Je me souviens d'une maraude qui m'a marqué, SubhanAllah. C'est là que je me suis dit que j'étais peut-être encore loin. Un jour, alors qu'on distribuait des repas dans les rues de Barcelone, on est partis à la rencontre d'un SDF, il doit avoir dans la trentaine comme ça. C'était un "régulier", genre l'association avait l'habitude de l'aider. Alfonso, il s'appelle. Il s'est retrouvé à la rue après avoir perdu son emploi, n'a aucune famille pour le soutenir et dépend totalement des dons des passants. C'était après Maghreb, la soirée commençait à se rafraîchir et il pleuvait. On est arrivé devant lui. Il était assis par terre, sous l'auvent de l'entrée d'un magasin. Dès qu'il nous a vu, il a sauté dans les bras de Walid, notre guide et hôte.

« - Gracias, hermano. Muchissima gracias, disait-il »

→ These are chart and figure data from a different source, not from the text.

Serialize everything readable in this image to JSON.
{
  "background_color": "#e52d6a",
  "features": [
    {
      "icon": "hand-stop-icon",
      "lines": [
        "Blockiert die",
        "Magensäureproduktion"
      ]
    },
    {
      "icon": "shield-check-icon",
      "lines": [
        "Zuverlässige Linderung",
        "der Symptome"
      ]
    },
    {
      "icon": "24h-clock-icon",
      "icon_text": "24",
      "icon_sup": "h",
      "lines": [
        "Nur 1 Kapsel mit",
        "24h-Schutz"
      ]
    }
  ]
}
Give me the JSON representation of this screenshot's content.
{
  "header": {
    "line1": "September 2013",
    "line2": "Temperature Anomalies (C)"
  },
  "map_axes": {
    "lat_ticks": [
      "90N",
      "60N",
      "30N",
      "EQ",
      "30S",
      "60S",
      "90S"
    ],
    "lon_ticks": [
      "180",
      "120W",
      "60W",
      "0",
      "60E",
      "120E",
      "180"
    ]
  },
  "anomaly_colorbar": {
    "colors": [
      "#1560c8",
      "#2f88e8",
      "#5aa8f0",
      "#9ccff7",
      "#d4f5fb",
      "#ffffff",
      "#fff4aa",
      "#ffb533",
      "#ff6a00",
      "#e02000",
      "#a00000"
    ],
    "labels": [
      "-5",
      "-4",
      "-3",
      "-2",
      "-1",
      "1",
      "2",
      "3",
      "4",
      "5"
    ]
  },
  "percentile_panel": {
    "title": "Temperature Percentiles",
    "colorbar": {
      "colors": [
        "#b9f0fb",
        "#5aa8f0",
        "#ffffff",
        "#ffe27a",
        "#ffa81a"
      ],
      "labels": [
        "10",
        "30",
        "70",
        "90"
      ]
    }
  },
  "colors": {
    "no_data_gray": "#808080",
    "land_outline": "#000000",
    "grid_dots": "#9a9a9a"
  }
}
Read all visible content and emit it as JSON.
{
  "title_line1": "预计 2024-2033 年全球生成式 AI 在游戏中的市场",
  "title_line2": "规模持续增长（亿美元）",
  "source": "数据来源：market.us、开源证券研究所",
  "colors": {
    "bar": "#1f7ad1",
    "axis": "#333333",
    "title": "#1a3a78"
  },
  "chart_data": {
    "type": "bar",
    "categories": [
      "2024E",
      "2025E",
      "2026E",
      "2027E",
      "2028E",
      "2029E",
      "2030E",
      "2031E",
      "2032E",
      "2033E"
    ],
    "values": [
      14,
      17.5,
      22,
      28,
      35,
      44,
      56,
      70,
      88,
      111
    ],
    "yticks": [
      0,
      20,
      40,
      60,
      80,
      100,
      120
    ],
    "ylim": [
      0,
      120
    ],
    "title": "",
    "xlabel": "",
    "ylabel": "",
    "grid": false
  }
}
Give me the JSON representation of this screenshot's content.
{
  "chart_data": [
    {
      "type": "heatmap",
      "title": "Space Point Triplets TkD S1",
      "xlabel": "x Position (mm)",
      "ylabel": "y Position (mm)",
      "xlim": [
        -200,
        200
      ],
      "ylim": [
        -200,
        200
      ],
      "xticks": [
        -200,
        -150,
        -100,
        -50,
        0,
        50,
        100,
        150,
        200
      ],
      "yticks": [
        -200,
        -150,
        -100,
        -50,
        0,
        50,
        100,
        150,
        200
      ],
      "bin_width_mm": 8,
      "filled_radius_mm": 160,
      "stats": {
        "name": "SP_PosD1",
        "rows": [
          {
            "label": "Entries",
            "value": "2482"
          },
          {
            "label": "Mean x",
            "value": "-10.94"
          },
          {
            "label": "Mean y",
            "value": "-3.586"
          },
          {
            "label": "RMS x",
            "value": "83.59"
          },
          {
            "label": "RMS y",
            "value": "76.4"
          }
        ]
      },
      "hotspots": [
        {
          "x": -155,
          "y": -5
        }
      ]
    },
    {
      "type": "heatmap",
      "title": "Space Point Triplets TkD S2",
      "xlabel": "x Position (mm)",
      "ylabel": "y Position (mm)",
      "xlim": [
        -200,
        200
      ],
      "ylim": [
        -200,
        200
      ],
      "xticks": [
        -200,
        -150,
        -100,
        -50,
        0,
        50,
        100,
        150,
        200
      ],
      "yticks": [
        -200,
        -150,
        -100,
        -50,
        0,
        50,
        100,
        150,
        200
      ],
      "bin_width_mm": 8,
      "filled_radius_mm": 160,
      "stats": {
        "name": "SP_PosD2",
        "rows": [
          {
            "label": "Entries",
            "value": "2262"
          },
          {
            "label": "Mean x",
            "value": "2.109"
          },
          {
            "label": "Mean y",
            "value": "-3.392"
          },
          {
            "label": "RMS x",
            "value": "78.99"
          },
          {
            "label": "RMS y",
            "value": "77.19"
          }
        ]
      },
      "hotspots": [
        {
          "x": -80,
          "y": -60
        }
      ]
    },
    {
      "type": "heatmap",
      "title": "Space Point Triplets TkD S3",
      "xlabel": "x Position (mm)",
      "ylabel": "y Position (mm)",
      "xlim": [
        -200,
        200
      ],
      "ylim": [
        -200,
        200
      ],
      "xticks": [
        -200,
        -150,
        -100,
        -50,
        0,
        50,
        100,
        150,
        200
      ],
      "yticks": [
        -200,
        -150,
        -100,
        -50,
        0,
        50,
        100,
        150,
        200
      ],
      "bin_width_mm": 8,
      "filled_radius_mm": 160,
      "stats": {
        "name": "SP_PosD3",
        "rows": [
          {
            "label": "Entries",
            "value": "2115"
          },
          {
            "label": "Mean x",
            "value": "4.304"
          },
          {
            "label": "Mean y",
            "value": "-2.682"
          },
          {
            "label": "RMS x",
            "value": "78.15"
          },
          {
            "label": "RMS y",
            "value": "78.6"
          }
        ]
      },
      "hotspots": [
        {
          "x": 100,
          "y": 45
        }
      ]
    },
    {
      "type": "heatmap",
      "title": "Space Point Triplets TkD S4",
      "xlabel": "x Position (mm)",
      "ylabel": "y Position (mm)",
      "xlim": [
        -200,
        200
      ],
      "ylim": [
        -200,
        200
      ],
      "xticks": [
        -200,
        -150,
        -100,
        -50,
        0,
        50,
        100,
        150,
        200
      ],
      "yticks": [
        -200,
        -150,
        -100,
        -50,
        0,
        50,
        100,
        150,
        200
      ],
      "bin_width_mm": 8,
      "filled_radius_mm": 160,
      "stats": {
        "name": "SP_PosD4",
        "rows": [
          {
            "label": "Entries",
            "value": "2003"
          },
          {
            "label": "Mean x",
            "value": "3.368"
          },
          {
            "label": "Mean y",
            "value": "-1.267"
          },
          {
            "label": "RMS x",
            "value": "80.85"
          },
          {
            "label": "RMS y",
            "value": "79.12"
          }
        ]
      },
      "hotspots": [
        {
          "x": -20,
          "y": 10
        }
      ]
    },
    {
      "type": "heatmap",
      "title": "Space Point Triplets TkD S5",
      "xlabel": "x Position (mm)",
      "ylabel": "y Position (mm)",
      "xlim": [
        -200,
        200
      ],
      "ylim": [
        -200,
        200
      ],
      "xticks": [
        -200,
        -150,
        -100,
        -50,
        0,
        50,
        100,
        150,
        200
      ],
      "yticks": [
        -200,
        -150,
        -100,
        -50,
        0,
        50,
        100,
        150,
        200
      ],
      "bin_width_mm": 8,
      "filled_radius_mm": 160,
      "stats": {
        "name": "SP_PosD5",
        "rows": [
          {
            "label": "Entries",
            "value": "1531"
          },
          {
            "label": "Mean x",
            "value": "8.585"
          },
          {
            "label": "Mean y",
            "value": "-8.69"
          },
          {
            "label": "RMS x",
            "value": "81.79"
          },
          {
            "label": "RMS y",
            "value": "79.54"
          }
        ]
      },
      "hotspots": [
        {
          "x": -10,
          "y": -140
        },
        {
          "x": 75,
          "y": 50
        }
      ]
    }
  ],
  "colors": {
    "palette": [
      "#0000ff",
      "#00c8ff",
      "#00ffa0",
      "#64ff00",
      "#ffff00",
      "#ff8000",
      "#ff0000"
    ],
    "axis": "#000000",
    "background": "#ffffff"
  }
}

Il souriait en versant des larmes. Après, c'est la seule chose que j'ai réussi à comprendre de leur échange hein. Krkr. Il avait un petit coran à la main. J'ai reconnu que c'etait ceux qu'on distribuait aux gens curieux ou intéressés. Pas ceux en arabe, par contre, que les traductions. On sait pas entre les mains de qui ça pourrait tomber. C'était jamais compris dans les donations. On demandait d'abord et si ça intéressait, on donnait, en expliquant bien de quoi il s'agissait. Et du coup, Alfonso en avait un et pendant qu'il discutait avec Walid, ce dernier s'est tourné vers nous et nous a dit :

« - Les frères, SubhanAllah, le Message a touché un autre cœur. Alfonso va embrasser l'Islam. Alhamdulillah. »

Ça nous avait vraiment pris par surprise, Omar, Dono et moi. On était sous le choc. Du coup, Alfonso prononcé la shahada devant nous, en Arabe et en Espagnol. Puis Walid a lancé le takbir et on a crié :

« - Allahu akbar, Allahu akbar, Allahu akbar. »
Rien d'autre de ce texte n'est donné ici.